Pectus excavatum is a congenital deformity where the sternum and caudal ribs are concave, reducing the thoracic cavity.

Polytocous refers to giving birth to many offspring at one time.

Priapism is the persistent abnormal erection.

Proper ligament is a fold of peritoneum that unites ovaries to the uterus or testis to the epididymis.

Proptosis, also known as exophthalmos, is the forward displacement of the eye.

Ptosis is the drooping of the upper eyelids, a common sign of Horner’s syndrome.

Root signature causes pain down a limb, leading to lameness or elevation of the limb, typically due to an extruded intervertebral disc.

Slab fracture occurs when a flat piece of underlying bone or tooth separates or is lost.

Stertor results from low-pitched snoring. The vibration of flaccid tissue or fluid from pharyngeal airway obstruction can cause Stertor.

Stridor produces high-pitched sounds from rigid tissues vibrated by air passing through a collapsed trachea or partial laryngeal obstruction, often occurring in diabetic acidosis.

Stokes-Adams attack is unconsciousness or syncope caused by heart block and ventricular asystole, resulting in inadequate blood flow to the brain and cerebral ischemia.

Symblepharon is the adhesion of the eyeball to the eyelid.

Synechia refers to adhesion, such as the adhesion of the iris to the cornea or lens.

Tachycardia is a faster-than-normal heart rate.

Tachypnea is a faster-than-normal breathing rate.

Torsion is the rotation of an internal organ or part of it on its long axis, which can compromise the blood vessels supplying perfusion to the organ.

Trichiasis occurs when misdirected eyelashes or facial hairs contact the cornea or eyeball, causing discomfort.

Vestibular disease results in neurological signs like ataxia, head tilt, falling, rolling, circling, and abnormal nystagmus.
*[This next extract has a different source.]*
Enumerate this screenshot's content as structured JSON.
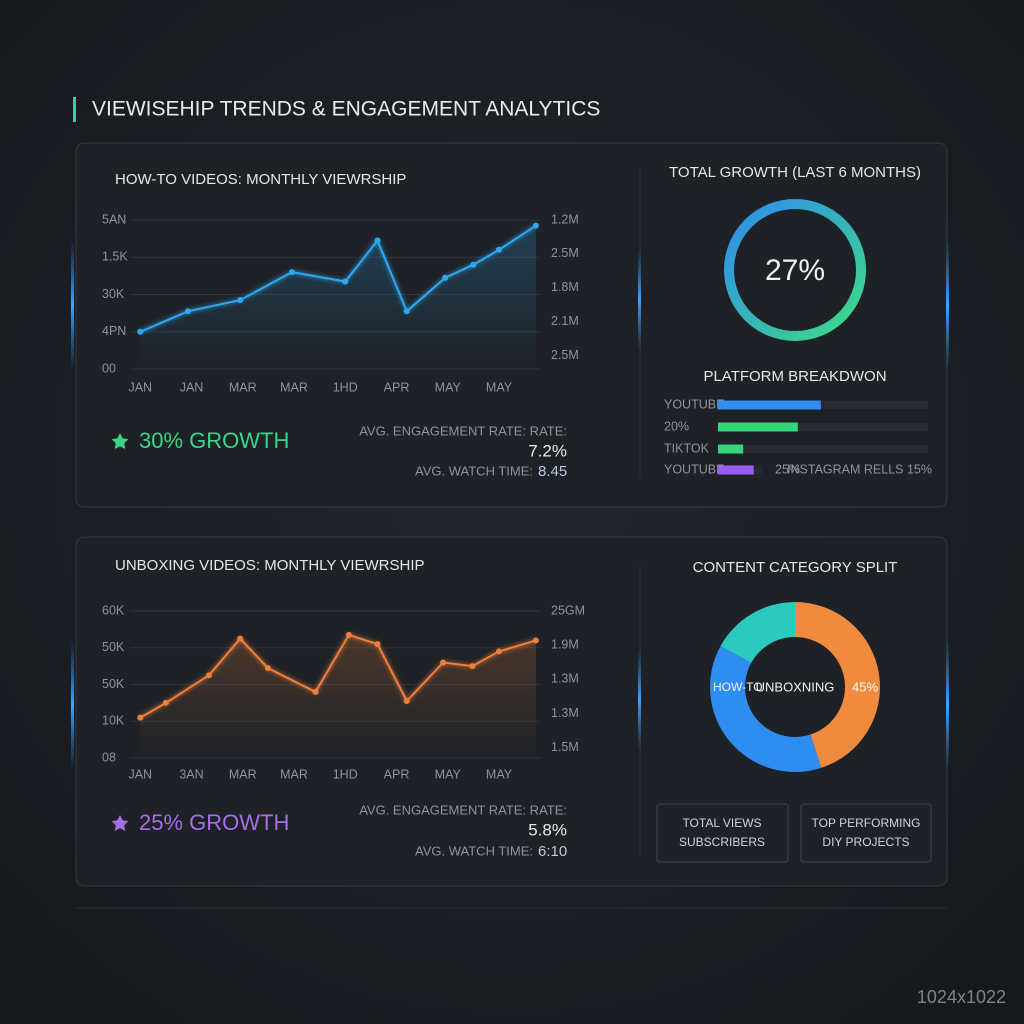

The vestibular system plays a major role in maintaining balance by helping control and adjust the position of the eyes, head, and body through sensing gravity.

Von Willebrand’s disease is the most common bleeding disorder in dogs because they lack a specific protein.

Water Hammer pulse is a pulse in which the artery suddenly and markedly distends and then suddenly collapses, occurring in patent ductus arteriosus. Another name for this is Corrigan’s pulse, jerky or B-B shot pulse.

Xerosis refers to abnormal dryness of the skin (Xerosis Cutis), eye (Xerophthalmia), or oral mucous membrane (Xerostomia).